L’invité fut parcouru d’un frisson.
Castel rit.
« Alors », dit Selim, « dîtes-moi ce que vous attendez d’un homme hier influent, mais dont la carrière vient d’être réduite à néant. »
« J’aimerais marquer l’Histoire, avec votre aide. »
L’ex-Délégué de la DAI observa autour de lui : la bibliothèque luxueuse, le feu chimique, la véranda donnant sur le jardin, et le ciel parcouru à l’instant par le claquement sec de la foudre.
« Je ne vais pas vous mentir… le contexte s’y prête. »
Les deux individus procédèrent ensuite à la fondation de la West Corporation, et prirent le contrôle du tiers du secteur privé en dix ans, grâce à l’association de leurs talents et de leurs réseaux de relations.

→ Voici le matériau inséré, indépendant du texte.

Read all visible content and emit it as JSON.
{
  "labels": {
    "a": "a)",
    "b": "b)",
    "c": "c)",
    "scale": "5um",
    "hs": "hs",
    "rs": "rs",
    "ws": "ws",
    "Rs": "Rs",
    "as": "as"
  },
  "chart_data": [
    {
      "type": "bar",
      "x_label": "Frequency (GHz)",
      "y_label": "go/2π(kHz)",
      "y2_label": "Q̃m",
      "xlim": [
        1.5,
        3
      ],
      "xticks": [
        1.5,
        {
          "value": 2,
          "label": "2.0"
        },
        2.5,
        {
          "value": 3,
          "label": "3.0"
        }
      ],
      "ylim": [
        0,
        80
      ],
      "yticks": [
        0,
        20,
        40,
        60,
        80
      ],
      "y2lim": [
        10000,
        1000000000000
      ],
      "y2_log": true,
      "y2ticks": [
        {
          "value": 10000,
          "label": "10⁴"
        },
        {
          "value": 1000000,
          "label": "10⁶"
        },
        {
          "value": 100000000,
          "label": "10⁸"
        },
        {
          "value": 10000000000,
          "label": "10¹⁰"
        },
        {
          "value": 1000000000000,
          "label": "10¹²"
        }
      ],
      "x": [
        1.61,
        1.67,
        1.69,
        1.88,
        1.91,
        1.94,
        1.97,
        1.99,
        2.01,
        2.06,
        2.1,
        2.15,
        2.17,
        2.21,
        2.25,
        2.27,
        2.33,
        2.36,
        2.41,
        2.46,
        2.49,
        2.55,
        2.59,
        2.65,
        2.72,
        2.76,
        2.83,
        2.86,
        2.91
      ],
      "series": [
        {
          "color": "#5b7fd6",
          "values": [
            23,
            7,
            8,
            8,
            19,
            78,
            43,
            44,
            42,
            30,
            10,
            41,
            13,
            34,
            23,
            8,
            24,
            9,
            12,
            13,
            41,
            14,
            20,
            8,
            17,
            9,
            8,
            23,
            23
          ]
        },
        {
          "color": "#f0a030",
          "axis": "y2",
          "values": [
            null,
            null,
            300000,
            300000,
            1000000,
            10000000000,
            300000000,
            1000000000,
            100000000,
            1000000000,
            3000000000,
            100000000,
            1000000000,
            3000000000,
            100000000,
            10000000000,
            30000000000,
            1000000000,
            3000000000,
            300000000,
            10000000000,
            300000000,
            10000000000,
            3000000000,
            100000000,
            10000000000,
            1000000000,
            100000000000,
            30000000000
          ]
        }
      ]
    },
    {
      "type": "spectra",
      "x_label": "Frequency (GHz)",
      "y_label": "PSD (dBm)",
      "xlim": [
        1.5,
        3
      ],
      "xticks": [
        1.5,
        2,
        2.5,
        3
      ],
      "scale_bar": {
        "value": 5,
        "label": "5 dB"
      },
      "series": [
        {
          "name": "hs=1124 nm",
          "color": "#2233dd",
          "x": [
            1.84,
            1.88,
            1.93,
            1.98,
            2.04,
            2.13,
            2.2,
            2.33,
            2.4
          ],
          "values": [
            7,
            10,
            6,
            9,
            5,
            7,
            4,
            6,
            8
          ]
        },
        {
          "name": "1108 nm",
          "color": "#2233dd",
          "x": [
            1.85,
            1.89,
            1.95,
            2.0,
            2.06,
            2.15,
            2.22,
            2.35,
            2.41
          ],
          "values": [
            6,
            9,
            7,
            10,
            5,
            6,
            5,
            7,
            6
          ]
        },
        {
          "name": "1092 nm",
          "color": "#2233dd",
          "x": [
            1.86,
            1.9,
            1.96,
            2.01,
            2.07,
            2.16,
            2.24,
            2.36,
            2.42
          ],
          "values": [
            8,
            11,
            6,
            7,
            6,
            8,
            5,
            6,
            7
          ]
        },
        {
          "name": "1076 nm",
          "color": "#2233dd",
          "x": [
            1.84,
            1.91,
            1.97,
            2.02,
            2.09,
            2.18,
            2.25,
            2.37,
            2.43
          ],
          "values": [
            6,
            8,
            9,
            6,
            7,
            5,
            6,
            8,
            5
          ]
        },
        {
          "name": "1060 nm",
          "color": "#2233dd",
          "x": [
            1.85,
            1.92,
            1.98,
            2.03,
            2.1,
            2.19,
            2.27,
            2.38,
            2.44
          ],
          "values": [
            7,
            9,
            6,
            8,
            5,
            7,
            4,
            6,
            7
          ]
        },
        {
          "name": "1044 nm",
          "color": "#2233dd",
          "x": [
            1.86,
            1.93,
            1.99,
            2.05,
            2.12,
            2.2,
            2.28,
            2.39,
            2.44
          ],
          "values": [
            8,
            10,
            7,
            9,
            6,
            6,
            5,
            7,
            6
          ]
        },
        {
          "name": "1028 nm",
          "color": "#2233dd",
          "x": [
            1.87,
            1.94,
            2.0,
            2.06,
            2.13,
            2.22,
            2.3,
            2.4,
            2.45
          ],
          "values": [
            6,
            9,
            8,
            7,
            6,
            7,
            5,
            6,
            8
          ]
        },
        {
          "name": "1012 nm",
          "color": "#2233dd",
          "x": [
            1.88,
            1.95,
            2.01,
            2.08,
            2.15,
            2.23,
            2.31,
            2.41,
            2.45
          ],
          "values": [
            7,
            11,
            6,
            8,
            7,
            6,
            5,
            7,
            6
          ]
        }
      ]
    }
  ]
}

Piégé sur le toit d’une banque sudiste, il se préparait pour sa mort, un revolver chargé mais probablement non-fonctionnel dans la main, celui qu’il avait récupéré sur le cadavre desséché d’un détective privé un peu plus tôt. Les rôdeurs se rassemblaient sur les toits voisins, ils attendaient que le lampadaire de sécurité s’éteigne pour de bon. Celui-ci clignotait fortement, puisant avec peine dans les dernières réserves locales d’énergie.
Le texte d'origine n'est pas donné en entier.